Weight Management for Cats
The Association for Pet Obesity Prevention estimates that 60% of cats are overweight or obese. In animals, fat starts to accumulate around internal organs before it’s visible from the outside. That means by the time you notice your cat is gaining weight, her health may already be negatively affected. A 10-pound cat only needs about 200 calories a day.
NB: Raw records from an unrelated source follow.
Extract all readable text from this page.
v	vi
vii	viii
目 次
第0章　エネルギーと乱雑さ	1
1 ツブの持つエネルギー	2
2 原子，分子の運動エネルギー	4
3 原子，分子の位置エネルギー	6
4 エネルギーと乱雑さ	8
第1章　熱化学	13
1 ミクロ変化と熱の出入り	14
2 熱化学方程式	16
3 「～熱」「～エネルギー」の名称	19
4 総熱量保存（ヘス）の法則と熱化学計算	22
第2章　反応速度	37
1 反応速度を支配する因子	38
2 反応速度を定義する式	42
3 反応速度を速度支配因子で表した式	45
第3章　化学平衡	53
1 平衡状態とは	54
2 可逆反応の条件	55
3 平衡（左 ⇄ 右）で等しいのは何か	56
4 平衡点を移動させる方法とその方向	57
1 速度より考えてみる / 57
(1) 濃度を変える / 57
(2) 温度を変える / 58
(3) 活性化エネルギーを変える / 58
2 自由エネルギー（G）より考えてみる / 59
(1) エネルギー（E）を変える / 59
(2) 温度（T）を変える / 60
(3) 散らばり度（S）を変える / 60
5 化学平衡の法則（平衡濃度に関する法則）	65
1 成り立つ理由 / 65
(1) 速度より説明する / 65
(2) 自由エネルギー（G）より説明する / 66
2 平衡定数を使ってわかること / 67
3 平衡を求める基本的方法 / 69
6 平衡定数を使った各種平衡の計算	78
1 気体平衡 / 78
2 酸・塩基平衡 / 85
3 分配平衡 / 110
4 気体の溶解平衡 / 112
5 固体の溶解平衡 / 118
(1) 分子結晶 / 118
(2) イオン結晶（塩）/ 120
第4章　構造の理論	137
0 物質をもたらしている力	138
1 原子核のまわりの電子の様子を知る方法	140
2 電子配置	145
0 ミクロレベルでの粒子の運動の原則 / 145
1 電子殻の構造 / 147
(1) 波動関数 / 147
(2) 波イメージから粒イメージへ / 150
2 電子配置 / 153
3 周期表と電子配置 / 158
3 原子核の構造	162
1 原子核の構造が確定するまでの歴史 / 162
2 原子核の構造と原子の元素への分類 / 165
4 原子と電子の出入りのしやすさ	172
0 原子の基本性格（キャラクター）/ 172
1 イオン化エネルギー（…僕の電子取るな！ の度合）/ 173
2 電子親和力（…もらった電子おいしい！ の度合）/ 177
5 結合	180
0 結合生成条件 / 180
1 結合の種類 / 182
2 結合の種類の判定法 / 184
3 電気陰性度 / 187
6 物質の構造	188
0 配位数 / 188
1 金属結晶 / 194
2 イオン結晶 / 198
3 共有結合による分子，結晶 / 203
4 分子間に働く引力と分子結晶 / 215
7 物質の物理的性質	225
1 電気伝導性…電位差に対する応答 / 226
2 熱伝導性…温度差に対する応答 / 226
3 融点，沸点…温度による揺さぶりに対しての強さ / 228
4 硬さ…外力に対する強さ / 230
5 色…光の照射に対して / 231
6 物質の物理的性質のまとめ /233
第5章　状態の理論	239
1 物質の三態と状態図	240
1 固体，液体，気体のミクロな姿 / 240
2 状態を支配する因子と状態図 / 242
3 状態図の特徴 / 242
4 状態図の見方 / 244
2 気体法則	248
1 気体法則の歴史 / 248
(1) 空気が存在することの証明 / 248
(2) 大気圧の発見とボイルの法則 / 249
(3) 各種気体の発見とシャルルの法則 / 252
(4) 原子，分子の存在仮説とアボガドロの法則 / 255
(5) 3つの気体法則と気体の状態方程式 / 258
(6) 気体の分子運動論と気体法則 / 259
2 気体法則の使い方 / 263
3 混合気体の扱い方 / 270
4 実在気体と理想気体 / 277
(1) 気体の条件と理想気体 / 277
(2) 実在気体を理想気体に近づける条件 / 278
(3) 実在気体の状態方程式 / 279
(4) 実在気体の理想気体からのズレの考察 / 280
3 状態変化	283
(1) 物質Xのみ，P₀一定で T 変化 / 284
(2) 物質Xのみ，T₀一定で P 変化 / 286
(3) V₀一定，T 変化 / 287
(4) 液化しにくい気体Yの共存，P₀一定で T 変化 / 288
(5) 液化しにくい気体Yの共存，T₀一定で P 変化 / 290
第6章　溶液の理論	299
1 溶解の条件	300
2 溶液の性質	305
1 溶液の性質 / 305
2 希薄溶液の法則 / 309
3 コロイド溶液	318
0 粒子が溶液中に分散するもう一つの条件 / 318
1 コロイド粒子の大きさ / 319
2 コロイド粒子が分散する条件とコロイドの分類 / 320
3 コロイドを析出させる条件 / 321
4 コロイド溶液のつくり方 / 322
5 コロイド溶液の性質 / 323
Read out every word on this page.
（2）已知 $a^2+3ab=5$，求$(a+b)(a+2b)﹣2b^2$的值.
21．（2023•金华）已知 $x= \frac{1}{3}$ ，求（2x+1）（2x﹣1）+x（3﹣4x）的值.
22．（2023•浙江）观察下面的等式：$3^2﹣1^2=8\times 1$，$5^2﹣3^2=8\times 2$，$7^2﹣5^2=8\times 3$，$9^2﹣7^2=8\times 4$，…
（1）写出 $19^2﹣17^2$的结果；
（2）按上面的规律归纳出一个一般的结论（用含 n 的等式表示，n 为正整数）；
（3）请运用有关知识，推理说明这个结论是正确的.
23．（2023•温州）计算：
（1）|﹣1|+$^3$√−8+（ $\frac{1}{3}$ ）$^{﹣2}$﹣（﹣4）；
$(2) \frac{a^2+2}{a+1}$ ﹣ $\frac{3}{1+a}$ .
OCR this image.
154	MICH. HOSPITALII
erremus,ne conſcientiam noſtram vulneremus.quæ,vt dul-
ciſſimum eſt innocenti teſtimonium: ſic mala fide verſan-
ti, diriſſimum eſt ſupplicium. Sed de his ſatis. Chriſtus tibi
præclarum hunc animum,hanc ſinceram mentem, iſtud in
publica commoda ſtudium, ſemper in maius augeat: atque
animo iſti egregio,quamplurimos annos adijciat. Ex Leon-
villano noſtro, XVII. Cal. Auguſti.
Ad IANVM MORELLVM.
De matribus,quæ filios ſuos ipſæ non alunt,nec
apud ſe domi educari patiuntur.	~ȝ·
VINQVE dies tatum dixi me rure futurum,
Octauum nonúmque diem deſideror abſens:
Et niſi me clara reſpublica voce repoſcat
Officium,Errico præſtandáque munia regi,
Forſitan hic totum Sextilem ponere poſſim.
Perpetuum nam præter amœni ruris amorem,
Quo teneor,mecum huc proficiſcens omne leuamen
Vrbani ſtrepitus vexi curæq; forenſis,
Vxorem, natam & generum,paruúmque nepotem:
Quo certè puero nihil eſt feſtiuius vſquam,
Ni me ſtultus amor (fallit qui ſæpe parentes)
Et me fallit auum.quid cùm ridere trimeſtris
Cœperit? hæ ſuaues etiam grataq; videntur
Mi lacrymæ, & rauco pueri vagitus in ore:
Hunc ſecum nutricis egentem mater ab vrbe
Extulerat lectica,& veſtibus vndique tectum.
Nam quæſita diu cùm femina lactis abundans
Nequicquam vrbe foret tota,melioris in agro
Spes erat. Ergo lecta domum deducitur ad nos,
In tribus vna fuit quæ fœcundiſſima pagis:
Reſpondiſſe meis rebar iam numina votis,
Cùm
Being overweight or obese doesn’t just affect how your cat looks, it also increases her risk for many health problems including:
- Decreased lifespan
- Heart disease
- Bladder stones
- Type 2 Diabetes and insulin resistance
If your cat does become overweight or obese, talk with your veterinarian about ways to get your cat back to a healthy weight. This could include a change in diet or starting an exercise program. Your veterinarian can help you to find a solution that works for you and your cat.
Body Condition Score
Body Condition Scoring (BCS) is a quantitative tool that is used to determine a cat’s body condition and fat accumulation. The scale ranges from 1 (very thin) to 9 (obese) with an ideal body score of 5. Changes in a pet’s weight can have many causes including dietary changes, feeding habits, physical activity, age, medication, as well as an underlying disease.
Make sure to discuss your cat’s ideal weight and nutritional needs with your veterinarian.